I tried to confront him yesterday, saying that when he doesn’t do anything to me it makes me self conscious that he doesn’t want to touch me. He said I was projecting my body insecurities onto him as I’ve recently gained some weight which I’ve been openly upset about.

I’ve started using metaphors like “McDonalds drive through” and “sit down fancy restaurant” and when he initiates I’ll say “do you want drive through sex or fancy sit down restaurant sex?” To try and improve our communication.

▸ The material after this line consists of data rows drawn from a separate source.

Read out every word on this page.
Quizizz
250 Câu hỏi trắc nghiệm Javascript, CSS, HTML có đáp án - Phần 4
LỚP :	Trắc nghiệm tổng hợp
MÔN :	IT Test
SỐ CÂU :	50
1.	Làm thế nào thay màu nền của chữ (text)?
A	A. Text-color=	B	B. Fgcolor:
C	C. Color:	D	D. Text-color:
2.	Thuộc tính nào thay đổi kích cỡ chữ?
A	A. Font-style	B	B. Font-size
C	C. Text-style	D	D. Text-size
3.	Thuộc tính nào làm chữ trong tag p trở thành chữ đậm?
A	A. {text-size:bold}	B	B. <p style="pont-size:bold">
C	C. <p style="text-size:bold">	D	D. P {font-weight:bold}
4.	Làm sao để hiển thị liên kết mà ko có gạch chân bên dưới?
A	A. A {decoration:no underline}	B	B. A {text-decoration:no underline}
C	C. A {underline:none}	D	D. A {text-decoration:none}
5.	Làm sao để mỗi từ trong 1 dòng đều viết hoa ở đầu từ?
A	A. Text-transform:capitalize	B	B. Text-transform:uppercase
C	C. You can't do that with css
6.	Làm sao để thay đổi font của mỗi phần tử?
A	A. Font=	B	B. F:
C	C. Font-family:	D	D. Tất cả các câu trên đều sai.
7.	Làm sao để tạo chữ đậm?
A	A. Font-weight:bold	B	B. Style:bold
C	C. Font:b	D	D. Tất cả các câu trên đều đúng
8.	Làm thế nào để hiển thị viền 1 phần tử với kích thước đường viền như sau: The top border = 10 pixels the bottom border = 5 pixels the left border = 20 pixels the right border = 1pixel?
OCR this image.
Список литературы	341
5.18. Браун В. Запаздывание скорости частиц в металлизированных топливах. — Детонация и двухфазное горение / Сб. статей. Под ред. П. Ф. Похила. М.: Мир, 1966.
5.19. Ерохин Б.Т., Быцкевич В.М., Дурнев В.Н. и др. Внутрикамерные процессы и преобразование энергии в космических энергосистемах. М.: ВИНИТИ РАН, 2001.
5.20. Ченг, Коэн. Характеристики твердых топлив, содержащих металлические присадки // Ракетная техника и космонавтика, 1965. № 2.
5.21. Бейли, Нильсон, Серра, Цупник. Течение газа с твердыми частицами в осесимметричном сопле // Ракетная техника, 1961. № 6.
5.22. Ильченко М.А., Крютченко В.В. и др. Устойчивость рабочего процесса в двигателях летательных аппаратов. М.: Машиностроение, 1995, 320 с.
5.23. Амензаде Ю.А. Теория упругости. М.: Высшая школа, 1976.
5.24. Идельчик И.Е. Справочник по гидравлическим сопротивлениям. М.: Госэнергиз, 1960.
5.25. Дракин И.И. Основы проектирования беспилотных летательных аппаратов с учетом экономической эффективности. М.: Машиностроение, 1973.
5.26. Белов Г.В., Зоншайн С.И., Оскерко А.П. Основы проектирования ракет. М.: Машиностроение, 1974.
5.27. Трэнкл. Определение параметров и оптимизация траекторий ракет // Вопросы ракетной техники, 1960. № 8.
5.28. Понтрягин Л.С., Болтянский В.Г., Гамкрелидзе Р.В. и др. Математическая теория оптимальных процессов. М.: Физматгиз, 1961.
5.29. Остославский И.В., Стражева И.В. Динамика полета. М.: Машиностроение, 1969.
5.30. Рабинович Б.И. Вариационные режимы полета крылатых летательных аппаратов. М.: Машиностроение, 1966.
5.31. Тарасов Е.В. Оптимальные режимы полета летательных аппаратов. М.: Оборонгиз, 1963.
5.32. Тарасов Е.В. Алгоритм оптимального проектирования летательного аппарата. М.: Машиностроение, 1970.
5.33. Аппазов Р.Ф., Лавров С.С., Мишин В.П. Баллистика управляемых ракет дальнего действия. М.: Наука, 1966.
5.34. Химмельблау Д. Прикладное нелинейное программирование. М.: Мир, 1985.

The latter is having music on, nice lighting, a 40 min session with a ton of foreplay as actual sex doesn’t do much for me. McDonalds drive through sex is fine, a quickie can be fun, but it’s now basically the only sex we have. I can’t remember the last time I had decent foreplay done to me.

This is an ongoing issue and it’s making me so sad. I’m starting to feel like the only way I’ll ever have good sex again in my life is if I cheat or leave him. I’ve never cheated and could never go through with it but I’m starting to have a wandering eye which I’ve never had before.

In the past we’ve had amazing sex – I wouldn’t be with him if he was like this at the beginning. There’s always an excuse, he’s tired, he’s sick, he’s too horny to bother with long foreplay, I take too long etc etc.

All I get is excuses, I don’t see any real desire from him to make me enjoy sex. I don’t know what to do, I don’t want to be someone that withholds and weaponises sex in a relationship. But honestly, I’d much rather not have sex at all than have rubbish sex that makes me feel used and sad after.